Presencié el rescate de la asfixia o de una crisis anafiláctica de algunos niños, mientras padres descomunales se derrumbaban y madres gordas se deshacían en llanto y gritos. Disfruté los canastos de delicias, ordené los vinos añejos y desplumé gallinas que le regalaban familias agradecidas. Escuché que las joyas de la familia se fueron a apoyar a un padre cuyo hijo había fallecido. Mi viejo afirmaba con certeza que ningún padre estaba a salvo de que esto le sucediera, que era una especie de lotería y sólo rezaba para que no le tocase. No fue escuchado.

Mi viejo.

Su principal pasión eran sus hijos. No lograba ponerlo en palabras, pero no dejaba lugar a dudas. Chapado a la antigua y parco en las demostraciones, recuerdo el primer día que le di un abrazo siendo ya un adolescente. Quedó pasmado y se tomó unos cuantos segundos para devolverlo. Se ablandó de grande.

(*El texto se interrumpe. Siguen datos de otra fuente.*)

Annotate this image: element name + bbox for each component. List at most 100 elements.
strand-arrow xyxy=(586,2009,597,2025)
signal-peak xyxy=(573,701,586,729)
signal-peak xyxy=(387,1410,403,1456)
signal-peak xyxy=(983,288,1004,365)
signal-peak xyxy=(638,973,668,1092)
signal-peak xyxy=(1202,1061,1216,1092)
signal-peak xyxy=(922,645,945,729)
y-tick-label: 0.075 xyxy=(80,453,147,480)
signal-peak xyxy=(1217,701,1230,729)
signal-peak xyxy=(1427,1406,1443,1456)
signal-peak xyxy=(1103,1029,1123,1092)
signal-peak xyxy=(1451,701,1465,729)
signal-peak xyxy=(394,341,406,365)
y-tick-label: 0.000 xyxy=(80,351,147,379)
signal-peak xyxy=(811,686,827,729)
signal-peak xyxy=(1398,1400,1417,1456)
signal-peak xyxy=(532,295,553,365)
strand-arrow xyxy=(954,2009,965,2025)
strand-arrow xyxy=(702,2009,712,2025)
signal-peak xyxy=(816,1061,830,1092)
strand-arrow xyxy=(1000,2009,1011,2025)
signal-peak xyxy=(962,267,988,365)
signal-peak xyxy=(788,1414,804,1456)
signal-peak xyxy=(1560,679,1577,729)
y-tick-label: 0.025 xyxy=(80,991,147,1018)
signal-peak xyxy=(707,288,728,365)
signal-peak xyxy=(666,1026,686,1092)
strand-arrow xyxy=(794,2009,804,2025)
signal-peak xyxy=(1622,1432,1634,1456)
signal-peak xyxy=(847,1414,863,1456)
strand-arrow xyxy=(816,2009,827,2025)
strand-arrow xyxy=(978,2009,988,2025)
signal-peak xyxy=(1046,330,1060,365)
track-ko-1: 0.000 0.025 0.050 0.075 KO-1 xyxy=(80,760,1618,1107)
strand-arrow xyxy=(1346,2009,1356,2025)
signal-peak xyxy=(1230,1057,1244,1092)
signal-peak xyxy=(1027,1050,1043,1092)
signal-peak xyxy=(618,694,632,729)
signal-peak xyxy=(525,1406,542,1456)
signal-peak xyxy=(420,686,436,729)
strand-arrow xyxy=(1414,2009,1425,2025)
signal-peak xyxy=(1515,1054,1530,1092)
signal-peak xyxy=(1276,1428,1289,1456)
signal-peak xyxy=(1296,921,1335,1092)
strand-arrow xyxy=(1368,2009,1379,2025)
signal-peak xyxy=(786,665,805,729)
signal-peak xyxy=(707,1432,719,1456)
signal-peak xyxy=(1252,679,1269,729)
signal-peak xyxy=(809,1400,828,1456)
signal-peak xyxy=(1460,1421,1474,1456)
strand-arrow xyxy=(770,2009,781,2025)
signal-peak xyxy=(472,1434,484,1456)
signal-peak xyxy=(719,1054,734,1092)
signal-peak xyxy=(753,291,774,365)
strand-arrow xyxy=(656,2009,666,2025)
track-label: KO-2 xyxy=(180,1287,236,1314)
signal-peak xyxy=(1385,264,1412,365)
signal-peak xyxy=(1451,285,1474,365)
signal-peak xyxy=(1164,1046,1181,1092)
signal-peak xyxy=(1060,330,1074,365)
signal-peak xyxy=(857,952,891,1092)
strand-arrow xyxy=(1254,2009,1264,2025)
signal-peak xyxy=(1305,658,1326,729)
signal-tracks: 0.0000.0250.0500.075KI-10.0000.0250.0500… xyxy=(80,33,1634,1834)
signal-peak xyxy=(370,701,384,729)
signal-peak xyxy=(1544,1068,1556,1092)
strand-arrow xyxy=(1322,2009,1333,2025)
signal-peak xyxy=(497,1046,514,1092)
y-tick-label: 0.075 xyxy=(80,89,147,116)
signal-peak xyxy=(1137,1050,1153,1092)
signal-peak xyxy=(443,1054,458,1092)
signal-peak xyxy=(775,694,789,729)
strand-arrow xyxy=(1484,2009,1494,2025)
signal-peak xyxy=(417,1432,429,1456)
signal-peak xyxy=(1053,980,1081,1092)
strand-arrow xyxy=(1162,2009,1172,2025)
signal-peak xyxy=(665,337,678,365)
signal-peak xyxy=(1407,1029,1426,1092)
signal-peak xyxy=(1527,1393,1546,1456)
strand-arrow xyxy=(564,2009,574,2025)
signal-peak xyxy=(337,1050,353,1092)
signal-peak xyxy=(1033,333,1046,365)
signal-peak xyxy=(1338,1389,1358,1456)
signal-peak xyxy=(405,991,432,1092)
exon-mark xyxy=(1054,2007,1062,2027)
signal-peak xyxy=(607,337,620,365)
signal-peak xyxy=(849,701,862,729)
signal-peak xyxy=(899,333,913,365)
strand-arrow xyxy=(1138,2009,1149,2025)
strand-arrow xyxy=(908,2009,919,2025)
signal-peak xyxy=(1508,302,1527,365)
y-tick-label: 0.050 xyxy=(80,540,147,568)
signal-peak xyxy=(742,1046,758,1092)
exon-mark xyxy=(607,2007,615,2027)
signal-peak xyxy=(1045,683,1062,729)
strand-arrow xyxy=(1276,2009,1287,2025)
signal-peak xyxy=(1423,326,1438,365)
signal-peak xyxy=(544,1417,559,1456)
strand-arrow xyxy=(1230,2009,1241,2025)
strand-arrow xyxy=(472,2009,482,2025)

Recuerdo también el último abrazo, hace justo diez años. Casi no tenía signos vitales. Llegué acompañado de mi vieja, quien sentenció lo evidente: “se está muriendo”. Lo abracé y se fue, como si me hubiera estado esperando.

El año pasado, por esta fecha, inventariaba lo que heredé de él. La corta estatura, el color de la piel, la acantosis nigricans en los codos y la nariz africana. La lectura por placer. Pararme marcando las diezydiez. Caminar juntando bochas. La sangre judía y marroquí. El truco y el póker, en el que nos inició como si se tratase de una revelación espiritual. El peugeot azul. La indisciplina para el ahorro. El sentido de humor sin su capacidad para contar cuentos. La melancolía. La incorrección política sin su valentía. La afición por la cocina sin su mano para los sabores. El frontón como frustrado intento de hacer algo de deporte. La insoportable y crónica picazón bajo el omóplato izquierdo. La devoción por los hijos.

Mi mujer dice que estoy cada vez más parecido a él. Ojalá.